4.      What is neighborrow’s core business? (Sell, buy, rent?)

It started as borrowing. Now it’s TBD. The embarrassing thing is that now almost everytihng I stand for is about leanstartup and pivoting when necessary based on evidence. Not being open to change based on nothing more than a domain name is probably the worst offense in startup history.

5.      How do you generate value for the user?

The hypothesis for the user (the borrower) is that we are solving a problem of getting an item they need fast, and only having to pay for the portion that they use it. The dis proven hypothesis for the lender is that we were saving space for them and maybe creating a potential credit for them next time they needed something.

6.      How much competition does exist and who are you competing with? 

There are lots of people still trying to solve this problem. We are not competing with any of them. It’s easy for me to say this now that I am not counting on this as my day job, but I felt this way from the beginning.
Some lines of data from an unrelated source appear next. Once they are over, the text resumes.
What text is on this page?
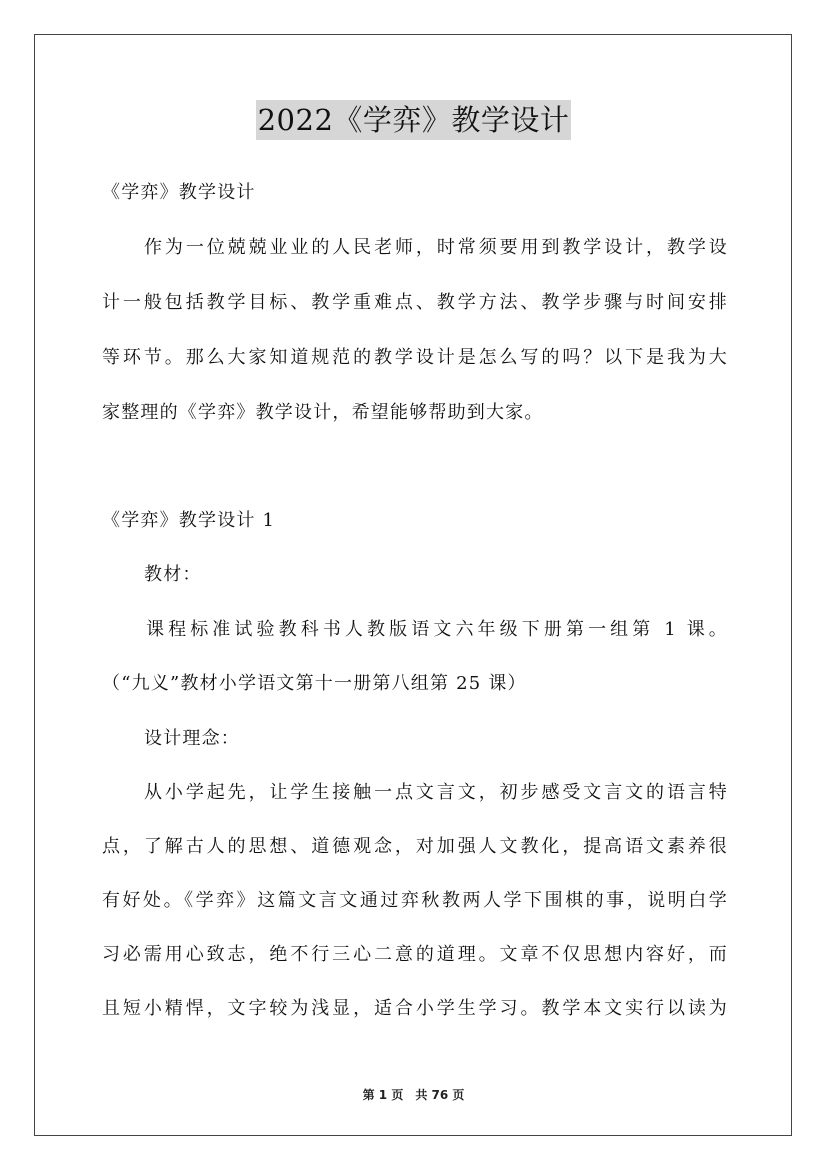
2022《学弈》教学设计
《学弈》教学设计
作为一位兢兢业业的人民老师，时常须要用到教学设计，教学设
计一般包括教学目标、教学重难点、教学方法、教学步骤与时间安排
等环节。那么大家知道规范的教学设计是怎么写的吗？以下是我为大
家整理的《学弈》教学设计，希望能够帮助到大家。
《学弈》教学设计 1
教材：
课程标准试验教科书人教版语文六年级下册第一组第 1 课。
（“九义”教材小学语文第十一册第八组第 25 课）
设计理念：
从小学起先，让学生接触一点文言文，初步感受文言文的语言特
点，了解古人的思想、道德观念，对加强人文教化，提高语文素养很
有好处。《学弈》这篇文言文通过弈秋教两人学下围棋的事，说明白学
习必需用心致志，绝不行三心二意的道理。文章不仅思想内容好，而
且短小精悍，文字较为浅显，适合小学生学习。教学本文实行以读为
第 1 页　共 76 页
That's why I started a group called SharedSquared. If people in this industry cannot share lessons learned then no one can! My favorite company in the space right now is Peerby.com - they are like our cool younger cousin from Amsterdam.

7.      How does neighborrow differentiate itself from its competitors?

One of the quotes I now use in my enterprise innovation consulting is “The ability to learn faster than your competitors may be the only sustainable competitive advantage." (ARIE DE GUES) So at this point that's my only answer. 10 years ago I would have said something annoying like “Our proprietary algorithm” or “first mover advantage”.

8.      How many users to you have atm?

We don’t track total users. We count incoming requests per day - which has remained steady at around 3. I reported the same metric to a different reporter from the same paper mentioned above. She didn’t cut us out of the article but she did report that we “closed our doors” because it fit her MO for the story - even though we told her we were still experimenting with new models and all we had done was stopped looking for funding and stopped treating it as a full time job. It was pretty awesome though when her boss made her write a retraction.

9.      Where are they mainly located?

Users are located around the world.

10.     What would you say are the main reasons why people join neighborrow?

No one really “joins” anymore. People either need something and they ask for it - or they express interest in starting a local chapter. Which we still allow on a case by case basis - we even give them free shit to lend out to their neighborhood.

11.     In your opinion, what is necessary for a company to be and also to stay successful in the sharing economy?

Depends on your own definition of successful. But one thing that is a must is solving an actual problem that people really have.

12.     Can you think also of smth. which is impedimental for success?

13.     Which are the major risks? How could you avoid or overcome them?

14.     How do you finance Neighborrow?

15.     Is Neighborrow profitable atm? Is it aimed to be?

It is not profitable. It was meant to be when we raised some modest funds from friends, family and profounder. I fund it myself -- The requests that are real, I go into my amazon prime account, find the item used and I buy it for the person if they promise to find another borrower or send it back after 2 weeks.

16.     Which are neighborrow’s main goals? (being profitable, reaching a certain number of users…)

Solving the same problem of waste but with a different solution. As you may read in a blog post for http://leanstartup.co/products/blog/ - I still think that you need the hole not the drill, and it is absolutely moronically wasteful to own a drill if you are one of the people who use it for 7 minutes a year. That said, I do not believe the solution is a peer to peer market place… it might be something more like a 3d printed drill that you melt down after you drill the hole, so you can print a camera.